Have you tried to implement row- and column-based security on direct access to c...

saj1th · on Nov 16, 2021

> Have you tried to implement row- and column-based security on direct access to cloud storage? It flat out does not work.

It is a solved problem. Essentially you need a central place ( with decentralized ownership for the datamesh fans ) to specify the ACLS ( row-based, column-based, attribute-based etc.) - and an enforcement layer that understands these ACLs. There are many solutions, including the ones from Databricks. Data discovery, lineage, data quality etc., go hand in glove.

Security is front and centre for almost all organizations now.

feqgmmr2 · on Nov 16, 2021

This is exactly what FAANGs do with their data platforms. There are literally hundreds of groups within these companies with very strict data isolation requirements between them. Pretty sure something like that is either already possible or will be very soon, there's just too much prior art here.

buzzscale · on Nov 16, 2021

Thats where Databricks comes in though, you can implement row/column based security on your data on cloud object storage and use it for all your downstream use cases (Not just BI/SQL but AI/ML without piping data over JDBC/ODBC).

glogla · on Nov 16, 2021

According to their documentation [1], Databricks does not have this capability even for their own engines, and definitely not for "without piping data".

This is what I've personally seen few times - Databricks claiming they can do something and then it turns out they can't. Buyer beware lying salespeople and HN shills.

[1]: https://docs.databricks.com/administration-guide/access-cont...

saj1th · on Nov 16, 2021

Check out https://databricks.com/product/unity-catalog when you get a chance. There are other solutions in this space as well.

turk- · on Nov 16, 2021

I don’t understand what capability you are saying Databricks lacks. This capability is literally the entire premise of the Data Lakehouse. With Snowflake you need to export data out/or pipe data over jdbc/odbc to an external tool. With Databricks you can use SQL for data warehousing and when you need you can work with that same data using python to train an ML model without piping data out over jdbc (using the spark engine). One security model, one dataset, multiple use cases (AI/ML/BI/SQL) on one platform.

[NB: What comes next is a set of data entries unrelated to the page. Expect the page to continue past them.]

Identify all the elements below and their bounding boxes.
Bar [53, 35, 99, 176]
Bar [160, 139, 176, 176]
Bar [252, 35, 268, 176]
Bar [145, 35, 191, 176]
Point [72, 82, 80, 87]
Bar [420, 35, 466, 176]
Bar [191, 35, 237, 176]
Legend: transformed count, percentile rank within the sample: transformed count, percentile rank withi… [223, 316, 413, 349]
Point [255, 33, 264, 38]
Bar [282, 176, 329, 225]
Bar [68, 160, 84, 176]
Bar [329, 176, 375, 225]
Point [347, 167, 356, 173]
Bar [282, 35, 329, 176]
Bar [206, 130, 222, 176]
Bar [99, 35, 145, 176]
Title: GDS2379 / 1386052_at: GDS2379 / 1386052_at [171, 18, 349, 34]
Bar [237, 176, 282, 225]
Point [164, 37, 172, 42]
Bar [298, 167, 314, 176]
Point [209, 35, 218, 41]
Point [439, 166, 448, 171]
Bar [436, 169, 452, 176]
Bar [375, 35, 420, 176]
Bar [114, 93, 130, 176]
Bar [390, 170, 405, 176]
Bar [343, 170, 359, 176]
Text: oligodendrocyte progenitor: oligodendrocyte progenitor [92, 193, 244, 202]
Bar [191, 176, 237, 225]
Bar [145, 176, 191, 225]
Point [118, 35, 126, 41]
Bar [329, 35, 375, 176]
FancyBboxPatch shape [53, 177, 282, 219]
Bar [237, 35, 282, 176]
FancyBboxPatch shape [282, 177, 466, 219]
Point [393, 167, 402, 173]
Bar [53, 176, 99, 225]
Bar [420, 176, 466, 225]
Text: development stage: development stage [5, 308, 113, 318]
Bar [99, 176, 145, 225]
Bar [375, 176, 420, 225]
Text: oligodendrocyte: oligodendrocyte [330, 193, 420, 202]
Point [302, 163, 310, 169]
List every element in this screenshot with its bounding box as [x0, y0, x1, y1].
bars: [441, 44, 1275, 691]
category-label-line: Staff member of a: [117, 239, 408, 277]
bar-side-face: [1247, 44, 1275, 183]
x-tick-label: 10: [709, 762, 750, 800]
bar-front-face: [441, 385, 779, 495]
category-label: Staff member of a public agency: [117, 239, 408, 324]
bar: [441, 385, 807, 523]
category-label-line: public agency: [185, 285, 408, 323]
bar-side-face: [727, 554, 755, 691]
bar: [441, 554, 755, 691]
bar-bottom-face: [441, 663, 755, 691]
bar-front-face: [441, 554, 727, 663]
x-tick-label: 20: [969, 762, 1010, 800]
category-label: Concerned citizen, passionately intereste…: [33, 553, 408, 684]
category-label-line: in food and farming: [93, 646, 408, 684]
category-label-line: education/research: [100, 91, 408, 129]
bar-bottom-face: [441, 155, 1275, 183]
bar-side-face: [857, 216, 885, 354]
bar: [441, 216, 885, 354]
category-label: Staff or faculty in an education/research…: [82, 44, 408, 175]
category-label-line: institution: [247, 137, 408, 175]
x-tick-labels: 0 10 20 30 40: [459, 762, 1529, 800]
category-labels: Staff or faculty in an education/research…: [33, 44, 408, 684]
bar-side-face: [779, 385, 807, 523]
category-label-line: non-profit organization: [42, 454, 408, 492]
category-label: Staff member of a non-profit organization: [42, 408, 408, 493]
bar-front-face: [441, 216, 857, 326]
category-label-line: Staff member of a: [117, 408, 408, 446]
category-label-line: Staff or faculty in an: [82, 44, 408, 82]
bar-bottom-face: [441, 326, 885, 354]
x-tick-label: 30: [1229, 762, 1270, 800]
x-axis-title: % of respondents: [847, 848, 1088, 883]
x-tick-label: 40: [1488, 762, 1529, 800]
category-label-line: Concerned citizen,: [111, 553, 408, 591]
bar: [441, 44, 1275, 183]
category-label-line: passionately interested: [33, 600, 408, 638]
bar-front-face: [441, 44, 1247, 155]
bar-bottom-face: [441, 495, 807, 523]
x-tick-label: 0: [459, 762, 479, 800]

buttaphingas · on Nov 17, 2021

They're still lacking things in the SQL space. For example, Databricks say they're ACID compliant, but it's only on a single-table basis. Snowflake offers multi-table ACID consistency, which is something that you would expect by default in the data warehousing world. If I'm loading, say, 10 tables in parallel, I want to be able to roll-back or commit the complete set of transactions in order to maintain data consistency. I'm sure you could work around this limitation, but it would feel like a hack, especially if you're coming from a traditional DWH world (Teradata, Netezza etc.).

Snowflake now offers Scala, Java and Python support, so it would seem their capabilities are converging even more, but both with their own strengths due to their respective histories.

doppelganger1 · on Nov 18, 2021

Actually, you would expect that in an OLTP world. DW's for the longest time, even Oracle, recommends you disable txn to get better performance. The logic is implemented in the ETL layer. Very rarely do you need multi-table txn in large scale DW.

Snowpark is still inferior.